Hand-me-downs can be an enormous source of either emotional positivity or negativity. These outfits can either ostracize you or celebrate your relationships with others. Hand-me-downs are heirlooms. They’re not just leftovers, they’re grass stains and fringed edges and wrinkled sleeves that say things that we might not realize to ourselves and to others. So no, it’s not just an orange t-shirt. It’s a story.

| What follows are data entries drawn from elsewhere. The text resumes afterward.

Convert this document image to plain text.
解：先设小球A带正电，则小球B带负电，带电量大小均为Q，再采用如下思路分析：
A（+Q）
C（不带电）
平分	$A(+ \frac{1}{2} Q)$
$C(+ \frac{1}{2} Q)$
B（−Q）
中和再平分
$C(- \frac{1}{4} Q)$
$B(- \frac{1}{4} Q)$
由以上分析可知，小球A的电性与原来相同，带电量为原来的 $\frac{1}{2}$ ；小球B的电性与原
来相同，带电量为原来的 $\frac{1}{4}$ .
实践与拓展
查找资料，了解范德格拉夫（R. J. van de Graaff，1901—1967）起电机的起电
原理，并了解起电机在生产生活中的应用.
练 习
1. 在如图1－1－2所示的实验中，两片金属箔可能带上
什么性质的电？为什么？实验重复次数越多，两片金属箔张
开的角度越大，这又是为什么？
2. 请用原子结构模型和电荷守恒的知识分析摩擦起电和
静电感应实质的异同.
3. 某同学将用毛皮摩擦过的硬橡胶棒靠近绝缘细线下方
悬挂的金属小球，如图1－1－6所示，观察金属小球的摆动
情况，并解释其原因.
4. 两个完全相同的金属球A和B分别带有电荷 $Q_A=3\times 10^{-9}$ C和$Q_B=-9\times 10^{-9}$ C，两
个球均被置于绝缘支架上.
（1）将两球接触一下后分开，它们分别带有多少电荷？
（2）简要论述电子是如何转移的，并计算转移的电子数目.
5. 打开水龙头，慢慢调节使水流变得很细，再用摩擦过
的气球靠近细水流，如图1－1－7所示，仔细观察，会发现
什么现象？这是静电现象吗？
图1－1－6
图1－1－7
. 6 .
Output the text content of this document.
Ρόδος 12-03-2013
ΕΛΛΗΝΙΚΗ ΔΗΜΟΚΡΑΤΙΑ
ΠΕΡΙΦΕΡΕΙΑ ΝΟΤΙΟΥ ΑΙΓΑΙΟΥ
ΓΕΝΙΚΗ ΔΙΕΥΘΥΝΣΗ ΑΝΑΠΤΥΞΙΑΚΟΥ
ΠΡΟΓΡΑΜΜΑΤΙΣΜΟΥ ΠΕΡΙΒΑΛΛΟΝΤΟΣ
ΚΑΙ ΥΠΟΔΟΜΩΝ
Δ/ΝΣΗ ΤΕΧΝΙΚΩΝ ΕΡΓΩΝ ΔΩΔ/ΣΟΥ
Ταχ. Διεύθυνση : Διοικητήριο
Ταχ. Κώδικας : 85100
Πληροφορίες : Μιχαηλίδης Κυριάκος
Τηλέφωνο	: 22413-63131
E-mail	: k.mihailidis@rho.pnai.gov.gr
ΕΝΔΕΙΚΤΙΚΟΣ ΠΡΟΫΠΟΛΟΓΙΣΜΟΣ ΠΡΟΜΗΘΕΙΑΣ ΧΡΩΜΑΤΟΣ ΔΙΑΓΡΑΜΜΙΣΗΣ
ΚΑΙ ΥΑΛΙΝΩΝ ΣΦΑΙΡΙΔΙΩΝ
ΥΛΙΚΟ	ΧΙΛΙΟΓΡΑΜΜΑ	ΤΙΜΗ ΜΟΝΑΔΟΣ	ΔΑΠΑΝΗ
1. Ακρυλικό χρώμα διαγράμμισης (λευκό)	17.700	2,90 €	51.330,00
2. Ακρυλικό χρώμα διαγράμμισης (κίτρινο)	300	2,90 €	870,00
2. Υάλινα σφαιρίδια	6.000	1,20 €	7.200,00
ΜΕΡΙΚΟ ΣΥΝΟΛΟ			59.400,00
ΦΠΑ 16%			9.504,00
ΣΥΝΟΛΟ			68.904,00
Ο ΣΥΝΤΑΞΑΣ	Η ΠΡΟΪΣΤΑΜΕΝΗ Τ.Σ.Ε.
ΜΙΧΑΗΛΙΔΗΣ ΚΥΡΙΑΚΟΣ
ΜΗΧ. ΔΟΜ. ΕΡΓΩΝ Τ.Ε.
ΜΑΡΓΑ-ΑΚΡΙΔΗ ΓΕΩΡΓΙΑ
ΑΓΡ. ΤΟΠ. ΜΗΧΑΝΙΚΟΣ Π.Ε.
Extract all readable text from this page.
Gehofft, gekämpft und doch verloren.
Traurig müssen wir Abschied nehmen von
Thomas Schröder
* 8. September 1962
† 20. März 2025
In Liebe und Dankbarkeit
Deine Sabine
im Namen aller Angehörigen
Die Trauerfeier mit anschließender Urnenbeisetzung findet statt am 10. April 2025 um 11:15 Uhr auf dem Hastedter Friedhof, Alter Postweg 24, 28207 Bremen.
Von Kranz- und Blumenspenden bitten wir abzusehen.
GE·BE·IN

SIDEBAR: Vintage vs Hand-me-Downs
There’s a considerable difference between the emotional phenomenon of hand-me-downs and the recent rising trend of vintage clothing. Page estimated that while hand-me-downs are simply “last year’s model,” vintage clothing is a trendy new outfit of its own species. She estimated that there has to be a 20-year difference for something to be considered “vintage” rather than hand-me-down, and she was right. According to Wikipedia, 20 years is the average amount of time that creates the “vintage” appeal. Wikipedia correlates vintage shops’ increased popularity (vintage shops have been on the rise since 1990) with three main things – media exposure (celebrities wearing vintage clothing and the idolization of film and tv shows from years past that contain the very outfits you can now buy in a “vintage shop”), the convenience and accessibility of online sites (ebay, craigslist, etsy), and environmental consciousness. According to the book Naked Fashion by Safia Minney, Britain alone contributes 3.38 billion pounds yearly of unwanted clothing and textiles to landfills.